Hijrah atau migrasi dalam konteks spiritual selalu identik dengan perubahan ke arah yang lebih baik. Namun, konsep hijrah kini tidak hanya diartikan dari sisi spiritual atau sosial, tapi juga mencakup aspek ekologis. Hijrah Ekologis muncul sebagai respons terhadap krisis lingkungan yang semakin mengkhawatirkan, mengajak setiap individu, termasuk umat Muslim, untuk beralih dari gaya hidup konsumtif ke gaya hidup yang lebih konservatif dan berkelanjutan.
Gaya hidup hijrah bukan hanya sekadar soal mendekatkan diri kepada Tuhan, tetapi juga bagaimana kita menjalani hidup di tengah tantangan lingkungan yang semakin kompleks.

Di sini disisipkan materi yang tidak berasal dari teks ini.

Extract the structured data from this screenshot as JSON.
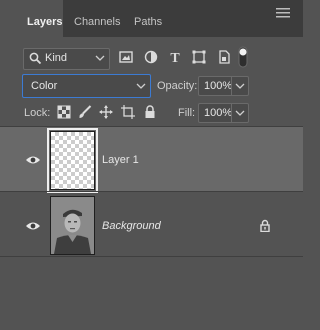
{
  "tabs": [
    "Layers",
    "Channels",
    "Paths"
  ],
  "active_tab": "Layers",
  "filter": {
    "label": "Kind"
  },
  "blend_mode": "Color",
  "opacity": {
    "label": "Opacity:",
    "value": "100%"
  },
  "lock": {
    "label": "Lock:"
  },
  "fill": {
    "label": "Fill:",
    "value": "100%"
  },
  "layers": [
    {
      "name": "Layer 1",
      "selected": true,
      "visible": true,
      "thumbnail": "transparent-checkerboard"
    },
    {
      "name": "Background",
      "selected": false,
      "visible": true,
      "locked": true,
      "thumbnail": "soldier-portrait"
    }
  ],
  "colors": {
    "panel": "#535353",
    "tabbar": "#3c3c3c",
    "selected_row": "#696969",
    "focus_border": "#3c7bd3"
  }
}
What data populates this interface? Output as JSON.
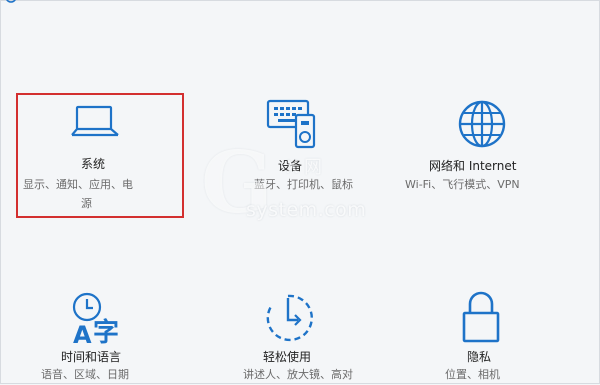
{
  "accent_color": "#1e73c8",
  "tiles": [
    {
      "title": "系统",
      "desc_line1": "显示、通知、应用、电",
      "desc_line2": "源",
      "icon": "laptop-icon",
      "selected": true
    },
    {
      "title": "设备",
      "desc_line1": "蓝牙、打印机、鼠标",
      "icon": "devices-icon"
    },
    {
      "title": "网络和 Internet",
      "desc_line1": "Wi-Fi、飞行模式、VPN",
      "icon": "globe-icon"
    },
    {
      "title": "时间和语言",
      "desc_line1": "语音、区域、日期",
      "icon": "time-language-icon"
    },
    {
      "title": "轻松使用",
      "desc_line1": "讲述人、放大镜、高对",
      "icon": "ease-of-access-icon"
    },
    {
      "title": "隐私",
      "desc_line1": "位置、相机",
      "icon": "lock-icon"
    }
  ],
  "watermark": {
    "letter": "G",
    "text": "system.com",
    "sub": "X 网"
  }
}
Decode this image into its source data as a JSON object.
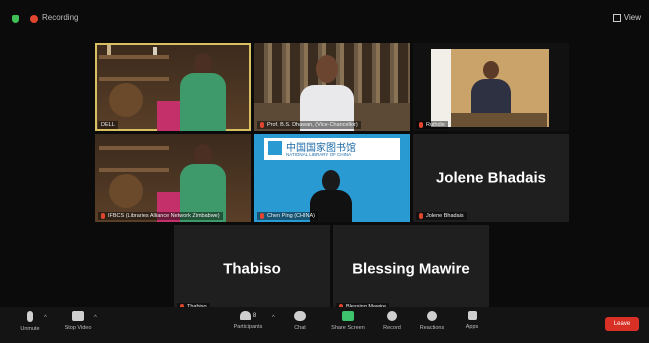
{
  "topbar": {
    "recording_label": "Recording",
    "view_label": "View"
  },
  "tiles": [
    {
      "name": "DELL",
      "bind": "t0"
    },
    {
      "name": "Prof. B.S. Dhawan, (Vice-Chancellor)",
      "bind": "t1"
    },
    {
      "name": "Ruthdie",
      "bind": "t2"
    },
    {
      "name": "IFBCS (Libraries Alliance Network Zimbabwe)",
      "bind": "t3"
    },
    {
      "name": "Chen Ping (CHINA)",
      "bind": "t4"
    },
    {
      "name": "Jolene Bhadais",
      "big": "Jolene Bhadais"
    },
    {
      "name": "Thabiso",
      "big": "Thabiso"
    },
    {
      "name": "Blessing Mawire",
      "big": "Blessing Mawire"
    }
  ],
  "library_banner": {
    "chinese": "中国国家图书馆",
    "english": "NATIONAL LIBRARY OF CHINA"
  },
  "toolbar": {
    "unmute": "Unmute",
    "stop_video": "Stop Video",
    "participants": "Participants",
    "participants_count": "8",
    "chat": "Chat",
    "share_screen": "Share Screen",
    "record": "Record",
    "reactions": "Reactions",
    "apps": "Apps",
    "leave": "Leave"
  },
  "colors": {
    "active_outline": "#d8c060",
    "leave": "#d93025",
    "share": "#3ec46d",
    "muted": "#e0452e"
  }
}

Banyak individu yang mulai menyadari perlunya menerapkan prinsip-prinsip keberlanjutan dalam kehidupan sehari-hari. Salah satu gerakan yang berkembang dalam komunitas Muslim adalah "muslim hijau." Muslim hijau adalah sebutan bagi individu atau kelompok yang mengintegrasikan nilai-nilai Islam dengan kesadaran lingkungan. Mereka berupaya untuk hidup harmonis dengan alam, memahami bahwa menjaga lingkungan adalah bagian dari ibadah.

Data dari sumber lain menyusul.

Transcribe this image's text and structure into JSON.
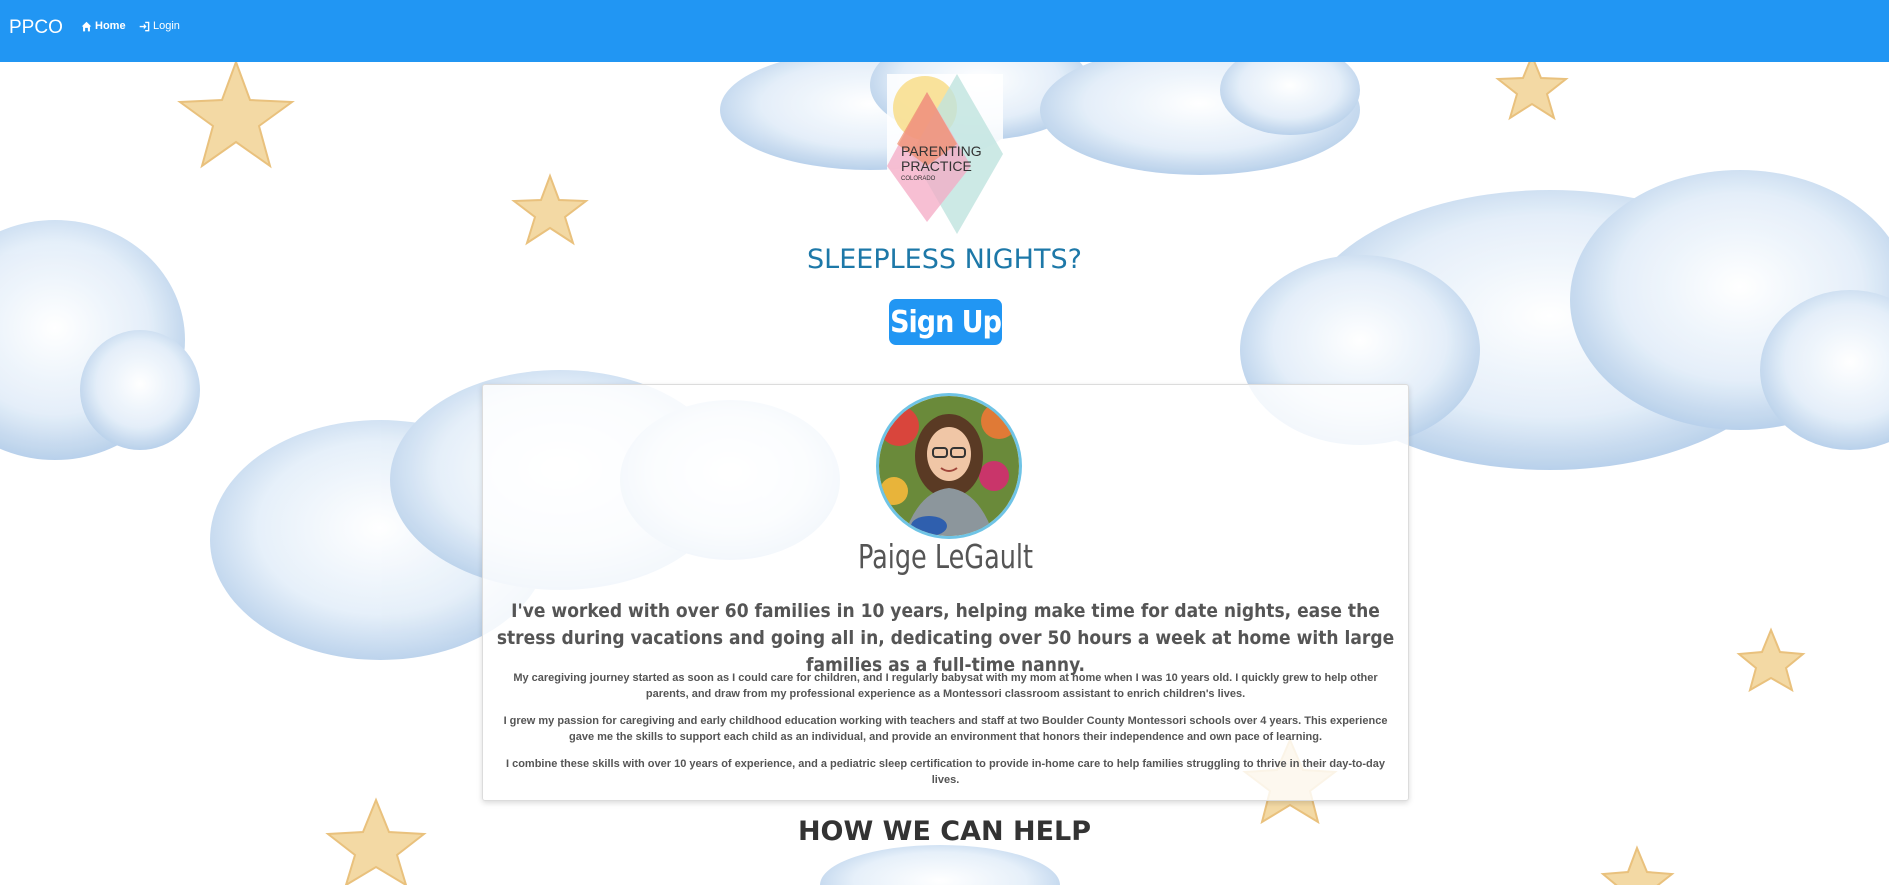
{
  "navbar": {
    "brand": "PPCO",
    "links": [
      {
        "label": "Home",
        "icon": "home-icon"
      },
      {
        "label": "Login",
        "icon": "sign-in-icon"
      }
    ],
    "background_color": "#2196f3"
  },
  "logo": {
    "lines": [
      "PARENTING",
      "PRACTICE",
      "COLORADO"
    ]
  },
  "hero": {
    "headline": "SLEEPLESS NIGHTS?",
    "signup_label": "Sign Up"
  },
  "profile": {
    "name": "Paige LeGault",
    "lead": "I've worked with over 60 families in 10 years, helping make time for date nights, ease the stress during vacations and going all in, dedicating over 50 hours a week at home with large families as a full-time nanny.",
    "paragraphs": [
      "My caregiving journey started as soon as I could care for children, and I regularly babysat with my mom at home when I was 10 years old. I quickly grew to help other parents, and draw from my professional experience as a Montessori classroom assistant to enrich children's lives.",
      "I grew my passion for caregiving and early childhood education working with teachers and staff at two Boulder County Montessori schools over 4 years. This experience gave me the skills to support each child as an individual, and provide an environment that honors their independence and own pace of learning.",
      "I combine these skills with over 10 years of experience, and a pediatric sleep certification to provide in-home care to help families struggling to thrive in their day-to-day lives."
    ]
  },
  "section": {
    "title": "HOW WE CAN HELP"
  },
  "colors": {
    "accent": "#2196f3",
    "headline": "#1d78a8",
    "cloud": "#c9dff2",
    "star": "#f3d9a4"
  }
}
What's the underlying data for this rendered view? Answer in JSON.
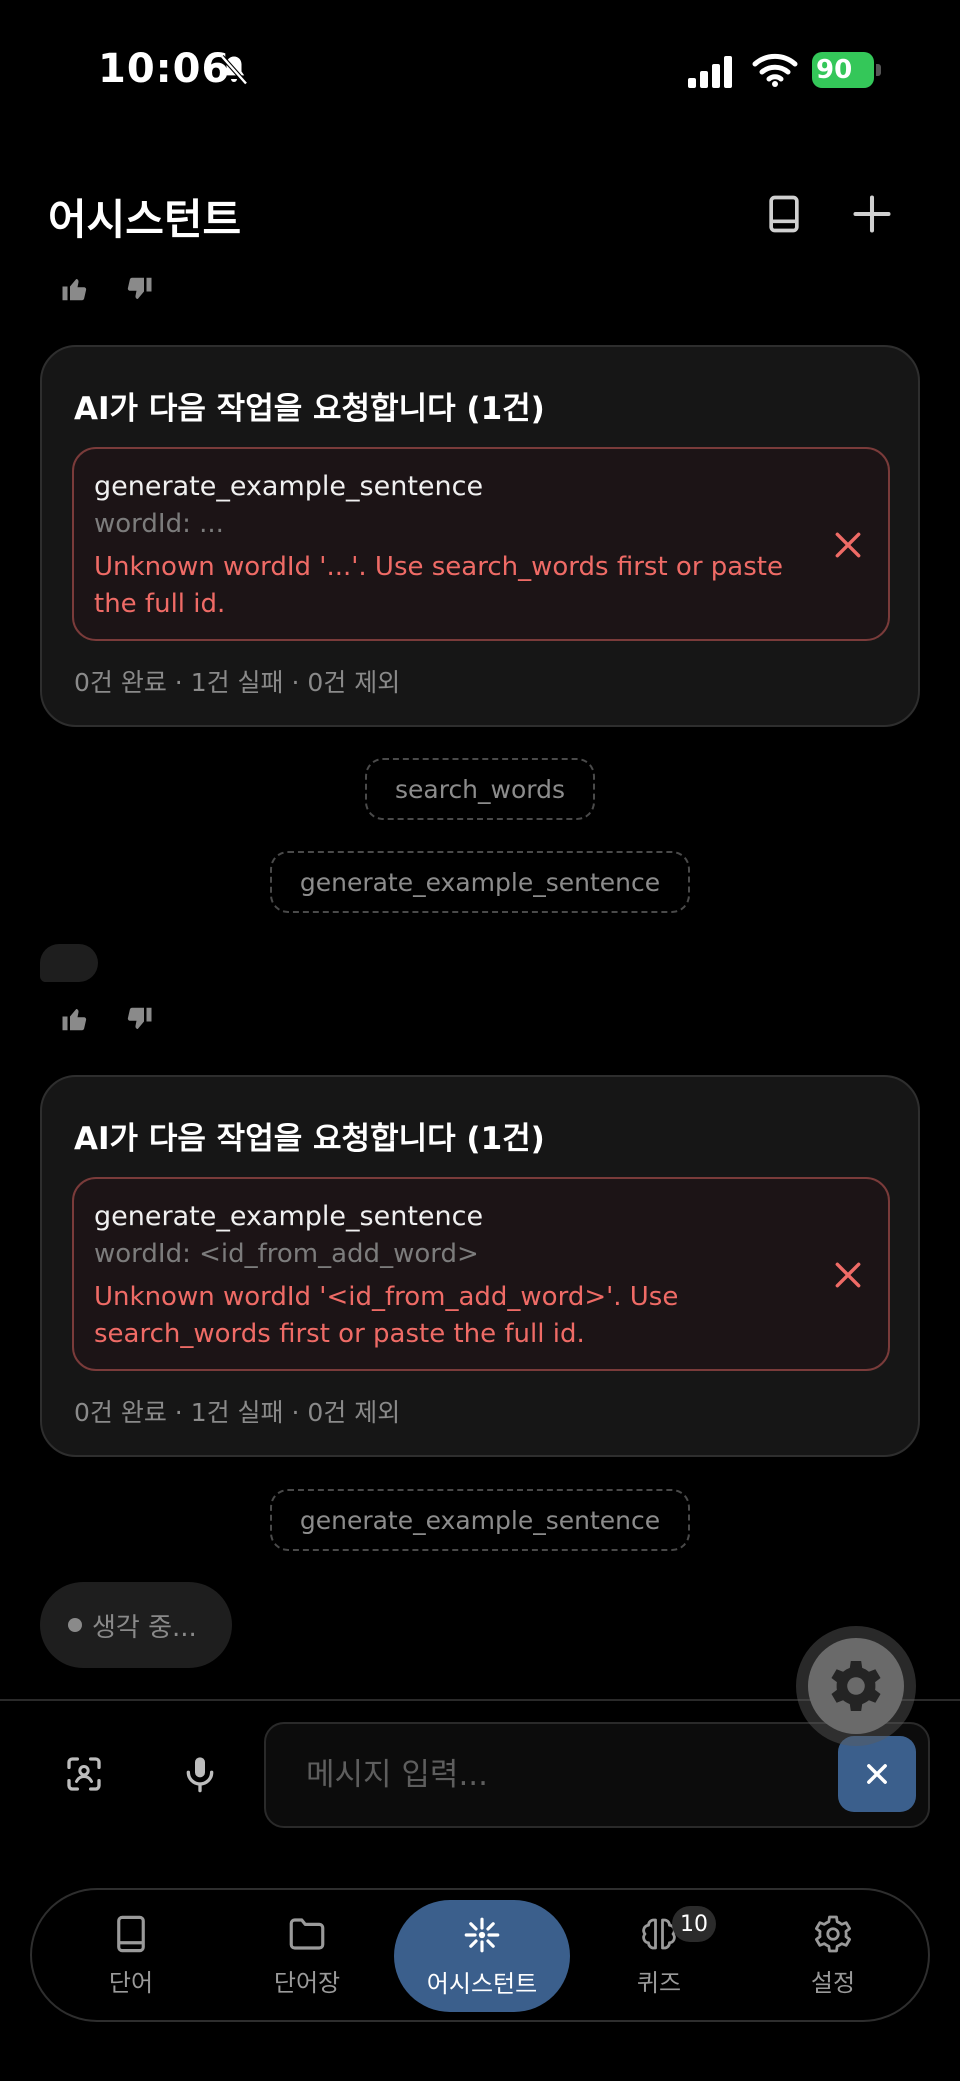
{
  "status_bar": {
    "time": "10:06",
    "battery": "90"
  },
  "header": {
    "title": "어시스턴트"
  },
  "cards": [
    {
      "title": "AI가 다음 작업을 요청합니다 (1건)",
      "tool_name": "generate_example_sentence",
      "tool_arg": "wordId: ...",
      "tool_error": "Unknown wordId '...'. Use search_words first or paste the full id.",
      "summary": "0건 완료 · 1건 실패 · 0건 제외"
    },
    {
      "title": "AI가 다음 작업을 요청합니다 (1건)",
      "tool_name": "generate_example_sentence",
      "tool_arg": "wordId: <id_from_add_word>",
      "tool_error": "Unknown wordId '<id_from_add_word>'. Use search_words first or paste the full id.",
      "summary": "0건 완료 · 1건 실패 · 0건 제외"
    }
  ],
  "chips": {
    "search_words": "search_words",
    "generate_1": "generate_example_sentence",
    "generate_2": "generate_example_sentence"
  },
  "thinking": "생각 중...",
  "input": {
    "placeholder": "메시지 입력..."
  },
  "nav": {
    "words": "단어",
    "wordbooks": "단어장",
    "assistant": "어시스턴트",
    "quiz": "퀴즈",
    "quiz_badge": "10",
    "settings": "설정"
  },
  "colors": {
    "accent": "#3b5f8c",
    "error": "#ef6b66",
    "battery": "#34c759"
  }
}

Hijrah konsumsi menjadi fokus penting dalam konteks ini. Konsep ini mengajak kita untuk lebih memperhatikan pola konsumsi kita, yaitu bagaimana kita membeli, menggunakan, dan membuang barang-barang dalam kehidupan sehari-hari. Dalam masyarakat yang konsumtif, banyak dari kita yang cenderung mengambil banyak tanpa mempertimbangkan dampaknya terhadap lingkungan. Misalnya, penggunaan plastik sekali pakai, makanan cepat saji yang kemasan berlebihan, hingga barang-barang elektronik yang cepat usang dan dibuang sembarangan. Semua ini berkontribusi terhadap kerusakan lingkungan yang semakin parah.